When little Florence timidly presented herself, Mr Dombey stopped in his pacing up and down and looked towards her. Had he looked with greater interest and with a father’s eye, he might have read in her keen glance the impulses and fears that made her waver; the passionate desire to run clinging to him, crying, as she hid her face in his embrace, “Oh father, try to love me! there’s no one else!” the dread of a repulse; the fear of being too bold, and of offending him; the pitiable need in which she stood of some assurance and encouragement; and how her overcharged young heart was wandering to find some natural resting-place, for its sorrow and affection.
But he saw nothing of this.

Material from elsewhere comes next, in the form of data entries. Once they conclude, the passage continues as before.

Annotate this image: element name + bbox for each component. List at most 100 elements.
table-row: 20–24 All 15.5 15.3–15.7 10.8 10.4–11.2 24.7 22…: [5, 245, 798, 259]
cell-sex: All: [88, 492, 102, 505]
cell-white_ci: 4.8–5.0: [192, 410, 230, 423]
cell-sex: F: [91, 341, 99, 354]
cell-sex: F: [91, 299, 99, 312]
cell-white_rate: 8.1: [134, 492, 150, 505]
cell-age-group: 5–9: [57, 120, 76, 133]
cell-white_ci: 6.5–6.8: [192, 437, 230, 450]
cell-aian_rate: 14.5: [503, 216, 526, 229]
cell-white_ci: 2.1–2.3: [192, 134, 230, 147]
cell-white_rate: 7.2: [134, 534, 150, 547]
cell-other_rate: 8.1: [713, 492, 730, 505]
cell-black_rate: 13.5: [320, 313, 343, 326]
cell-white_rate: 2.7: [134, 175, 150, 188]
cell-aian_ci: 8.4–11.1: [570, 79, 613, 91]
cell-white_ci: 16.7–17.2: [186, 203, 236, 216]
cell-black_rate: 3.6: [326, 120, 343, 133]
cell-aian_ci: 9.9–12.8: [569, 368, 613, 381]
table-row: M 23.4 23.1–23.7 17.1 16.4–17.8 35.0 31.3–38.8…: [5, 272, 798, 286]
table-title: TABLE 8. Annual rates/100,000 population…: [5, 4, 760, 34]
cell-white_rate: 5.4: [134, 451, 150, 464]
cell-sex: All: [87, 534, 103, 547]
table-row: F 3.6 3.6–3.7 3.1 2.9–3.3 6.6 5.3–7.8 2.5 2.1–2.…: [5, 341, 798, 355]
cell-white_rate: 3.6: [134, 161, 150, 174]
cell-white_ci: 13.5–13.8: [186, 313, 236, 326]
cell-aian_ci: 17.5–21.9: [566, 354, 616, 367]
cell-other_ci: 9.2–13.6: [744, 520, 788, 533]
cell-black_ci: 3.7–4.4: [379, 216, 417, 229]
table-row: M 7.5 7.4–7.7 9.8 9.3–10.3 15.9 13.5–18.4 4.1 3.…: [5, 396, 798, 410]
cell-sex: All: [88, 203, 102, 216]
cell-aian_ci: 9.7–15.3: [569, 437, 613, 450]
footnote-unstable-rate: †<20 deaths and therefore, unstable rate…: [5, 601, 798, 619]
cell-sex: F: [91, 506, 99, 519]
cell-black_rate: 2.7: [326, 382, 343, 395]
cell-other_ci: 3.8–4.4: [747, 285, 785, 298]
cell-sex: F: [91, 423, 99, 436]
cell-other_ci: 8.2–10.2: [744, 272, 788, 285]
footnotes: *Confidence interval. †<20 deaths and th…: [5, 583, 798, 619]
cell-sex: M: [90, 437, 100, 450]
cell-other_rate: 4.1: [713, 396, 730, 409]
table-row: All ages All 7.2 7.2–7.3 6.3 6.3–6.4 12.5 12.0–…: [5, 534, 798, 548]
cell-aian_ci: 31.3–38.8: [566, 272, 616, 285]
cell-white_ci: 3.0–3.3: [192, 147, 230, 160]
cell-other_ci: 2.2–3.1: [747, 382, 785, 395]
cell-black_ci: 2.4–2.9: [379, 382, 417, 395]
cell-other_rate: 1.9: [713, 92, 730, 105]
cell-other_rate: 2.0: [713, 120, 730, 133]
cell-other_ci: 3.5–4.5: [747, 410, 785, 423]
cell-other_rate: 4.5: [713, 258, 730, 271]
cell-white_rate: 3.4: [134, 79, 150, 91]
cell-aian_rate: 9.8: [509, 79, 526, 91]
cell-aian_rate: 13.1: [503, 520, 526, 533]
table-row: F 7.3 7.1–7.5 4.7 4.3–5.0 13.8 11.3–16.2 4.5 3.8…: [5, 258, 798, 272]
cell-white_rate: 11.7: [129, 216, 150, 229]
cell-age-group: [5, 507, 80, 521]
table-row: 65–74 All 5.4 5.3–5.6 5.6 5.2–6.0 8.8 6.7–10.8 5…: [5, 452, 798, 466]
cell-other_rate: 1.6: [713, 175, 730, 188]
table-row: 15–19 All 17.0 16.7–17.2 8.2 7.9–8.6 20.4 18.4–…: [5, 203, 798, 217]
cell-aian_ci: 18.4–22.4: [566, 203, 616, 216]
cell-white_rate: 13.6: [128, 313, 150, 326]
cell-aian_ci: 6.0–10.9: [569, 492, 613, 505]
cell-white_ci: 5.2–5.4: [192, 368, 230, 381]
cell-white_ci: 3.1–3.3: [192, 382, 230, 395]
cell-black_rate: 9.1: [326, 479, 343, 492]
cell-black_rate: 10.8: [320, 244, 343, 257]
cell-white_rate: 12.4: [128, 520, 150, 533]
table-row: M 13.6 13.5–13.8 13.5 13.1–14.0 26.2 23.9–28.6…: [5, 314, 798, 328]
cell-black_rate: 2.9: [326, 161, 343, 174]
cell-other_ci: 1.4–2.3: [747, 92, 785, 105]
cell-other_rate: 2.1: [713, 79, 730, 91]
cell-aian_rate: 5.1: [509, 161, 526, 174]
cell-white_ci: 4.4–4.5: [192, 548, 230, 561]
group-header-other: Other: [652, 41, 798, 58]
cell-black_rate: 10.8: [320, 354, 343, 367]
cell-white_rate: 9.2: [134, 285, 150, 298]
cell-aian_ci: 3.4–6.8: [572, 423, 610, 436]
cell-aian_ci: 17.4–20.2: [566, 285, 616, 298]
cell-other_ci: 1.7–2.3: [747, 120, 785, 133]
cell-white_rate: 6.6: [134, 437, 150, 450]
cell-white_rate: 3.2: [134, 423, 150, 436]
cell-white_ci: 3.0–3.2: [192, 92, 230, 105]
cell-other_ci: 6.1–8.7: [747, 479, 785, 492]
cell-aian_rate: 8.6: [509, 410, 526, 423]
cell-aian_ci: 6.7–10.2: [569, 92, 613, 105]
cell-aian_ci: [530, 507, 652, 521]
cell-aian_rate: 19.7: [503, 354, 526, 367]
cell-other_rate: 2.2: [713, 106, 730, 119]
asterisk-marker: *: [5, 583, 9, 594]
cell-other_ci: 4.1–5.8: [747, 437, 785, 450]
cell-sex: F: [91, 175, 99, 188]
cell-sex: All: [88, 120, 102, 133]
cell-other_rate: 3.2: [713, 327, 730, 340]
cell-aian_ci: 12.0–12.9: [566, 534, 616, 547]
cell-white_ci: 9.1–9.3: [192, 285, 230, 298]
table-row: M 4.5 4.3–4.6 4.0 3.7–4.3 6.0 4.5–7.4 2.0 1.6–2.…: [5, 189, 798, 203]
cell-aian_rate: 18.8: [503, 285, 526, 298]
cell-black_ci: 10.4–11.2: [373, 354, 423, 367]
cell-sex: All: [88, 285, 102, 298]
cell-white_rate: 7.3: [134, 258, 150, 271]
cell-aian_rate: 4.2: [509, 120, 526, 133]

He saw her pause irresolutely at the door and look towards him; and he saw no more.
“Come in,” he said, “come in: what is the child afraid of?”
She came in; and after glancing round her for a moment with an uncertain air, stood pressing her small hands hard together, close within the door.
“Come here, Florence,” said her father, coldly. “Do you know who I am?”
“Yes, Papa.”
“Have you nothing to say to me?”
The tears that stood in her eyes as she raised them quickly to his face, were frozen by the expression it wore. She looked down again, and put out her trembling hand.
Mr Dombey took it loosely in his own, and stood looking down upon her for a moment, as if he knew as little as the child, what to say or do.
“There! Be a good girl,” he said, patting her on the head, and regarding her as it were by stealth with a disturbed and doubtful look. “Go to Richards! Go!”